Tehran, Iran – Two Iranians arrested by U.S. forces in Iraq were released Friday, a day after neighboring Iran allowed three young Americans detained in the Islamic Republic since last July to meet with their visiting mothers.

Iraqi officials handed the detainees to the Iranian Embassy in Baghdad, said a report on the website of Iran’s state-owned English-language Press TV.

The moves are the latest hints of behind-the-scenes deal-making between Iran and the West over the fate of detainees.

Iran’s ambassador to Iraq, Hassan Kazemi-Qomi, told Iranian state radio that the U.S. military arrested and jailed Ahmad Barazandeh and Ali Abdollahi “on the basis of groundless accusations,” and for traveling without passports.

Clinton seeks support on Korea

Seoul, South Korea – Secretary of State Hillary Rodham Clinton opened a U.S. campaign Friday for international measures to punish North Korea for the sinking of a South Korean warship.

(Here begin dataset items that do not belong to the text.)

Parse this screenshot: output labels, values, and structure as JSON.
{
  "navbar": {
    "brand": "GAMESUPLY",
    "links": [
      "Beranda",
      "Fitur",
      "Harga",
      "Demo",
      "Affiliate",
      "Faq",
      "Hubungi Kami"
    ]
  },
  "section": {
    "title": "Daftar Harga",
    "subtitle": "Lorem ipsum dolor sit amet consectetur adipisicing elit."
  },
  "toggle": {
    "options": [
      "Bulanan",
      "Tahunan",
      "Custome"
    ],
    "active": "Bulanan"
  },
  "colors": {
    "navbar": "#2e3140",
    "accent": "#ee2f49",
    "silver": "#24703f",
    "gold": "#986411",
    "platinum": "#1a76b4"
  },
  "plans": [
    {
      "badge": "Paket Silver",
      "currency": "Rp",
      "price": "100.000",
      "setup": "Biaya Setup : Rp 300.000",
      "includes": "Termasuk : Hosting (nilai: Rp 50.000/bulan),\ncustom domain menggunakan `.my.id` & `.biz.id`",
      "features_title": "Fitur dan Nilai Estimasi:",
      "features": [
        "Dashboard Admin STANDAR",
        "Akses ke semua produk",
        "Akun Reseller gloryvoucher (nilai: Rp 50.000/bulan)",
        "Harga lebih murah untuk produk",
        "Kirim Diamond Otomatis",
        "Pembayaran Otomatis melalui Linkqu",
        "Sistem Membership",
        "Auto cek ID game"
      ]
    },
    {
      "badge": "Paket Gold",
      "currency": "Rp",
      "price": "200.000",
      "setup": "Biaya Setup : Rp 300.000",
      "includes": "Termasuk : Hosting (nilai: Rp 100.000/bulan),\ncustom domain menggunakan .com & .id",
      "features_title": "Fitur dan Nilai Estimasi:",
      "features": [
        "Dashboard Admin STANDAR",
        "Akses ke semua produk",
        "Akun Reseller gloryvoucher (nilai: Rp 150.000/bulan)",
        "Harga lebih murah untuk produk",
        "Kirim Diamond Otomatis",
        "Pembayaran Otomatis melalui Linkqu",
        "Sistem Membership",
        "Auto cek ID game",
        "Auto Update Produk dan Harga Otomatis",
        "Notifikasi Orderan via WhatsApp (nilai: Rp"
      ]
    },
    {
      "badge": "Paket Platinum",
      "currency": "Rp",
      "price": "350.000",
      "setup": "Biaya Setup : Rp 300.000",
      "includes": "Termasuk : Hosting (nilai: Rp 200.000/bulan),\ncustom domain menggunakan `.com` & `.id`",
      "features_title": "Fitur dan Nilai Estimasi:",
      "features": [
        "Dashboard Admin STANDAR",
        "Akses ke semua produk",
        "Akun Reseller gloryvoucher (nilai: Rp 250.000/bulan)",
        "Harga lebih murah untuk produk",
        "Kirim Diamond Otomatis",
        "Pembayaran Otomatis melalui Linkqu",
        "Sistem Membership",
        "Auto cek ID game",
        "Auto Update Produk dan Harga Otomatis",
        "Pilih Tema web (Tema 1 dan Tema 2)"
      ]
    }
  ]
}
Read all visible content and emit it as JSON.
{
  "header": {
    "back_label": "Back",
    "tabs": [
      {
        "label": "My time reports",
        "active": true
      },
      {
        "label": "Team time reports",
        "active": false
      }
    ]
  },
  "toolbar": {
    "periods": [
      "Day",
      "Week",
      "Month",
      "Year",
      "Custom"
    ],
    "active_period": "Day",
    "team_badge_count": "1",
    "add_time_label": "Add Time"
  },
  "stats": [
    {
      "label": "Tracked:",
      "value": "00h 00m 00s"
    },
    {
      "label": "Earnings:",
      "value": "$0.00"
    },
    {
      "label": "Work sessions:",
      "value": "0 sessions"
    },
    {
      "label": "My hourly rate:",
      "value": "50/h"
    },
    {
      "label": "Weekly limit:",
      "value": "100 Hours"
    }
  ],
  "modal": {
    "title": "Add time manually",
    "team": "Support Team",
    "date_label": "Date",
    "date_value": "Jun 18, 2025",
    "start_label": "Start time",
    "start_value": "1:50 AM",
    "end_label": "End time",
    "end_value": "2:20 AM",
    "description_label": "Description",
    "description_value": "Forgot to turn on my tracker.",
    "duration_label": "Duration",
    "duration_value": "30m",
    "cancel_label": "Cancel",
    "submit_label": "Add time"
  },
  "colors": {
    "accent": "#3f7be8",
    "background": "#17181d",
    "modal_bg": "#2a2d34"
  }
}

Clinton began an Asian tour making clear that the Obama administration wants the United Nations to take action against North Korea for sinking the patrol boat Cheonan in March, killing 46 South Korean crew members.

South Korea said this week that a multinational investigation had concluded that North Korea fired a torpedo that sank the vessel.

“Let me be clear. This will not be, and cannot be, business as usual,” Clinton said in Tokyo at an appearance with her Japanese counterpart, Katsuya Okada. “There must be an international – not just a regional, but an international – response.”

Clinton did not suggest specific actions. North Korea already is under a series of U.N. sanctions, but analysts said additional steps still could make it more difficult for North Korean organizations to do business abroad and to further isolate the country’s rulers.

Anti-government figure in shootout

Little Rock, Ark. – An anti-government Ohio man who had several run-ins with police around the U.S. was identified Friday as one of two people who allegedly gunned down two officers during a traffic stop in Arkansas.

Arkansas State Police on Friday identified the pair – killed during an exchange of gunfire with law enforcement officers – as Jerry R. Kane Jr., 45, of Forest, Ohio, and his son, Joesph T. Kane, believed to be 16.

About 90 minutes before the shootout Thursday with police, Sgt. Brandon Paudert, 39, and Officer Bill Evans, 38, were killed with AK-47 assault rifles after stopping a minivan on Interstate 40 in West Memphis, Ark., authorities said.

Jerry Kane, who used the Internet to question federal and local governments’ authority over him, made money holding debt-elimination seminars around the country.

He had a long history with police and recently complained about being busted at a “Nazi checkpoint” near Carrizozo, N.M., where court records show he spent three days in jail before posting a $1,500 bond on charges of driving without a license and concealing his identity.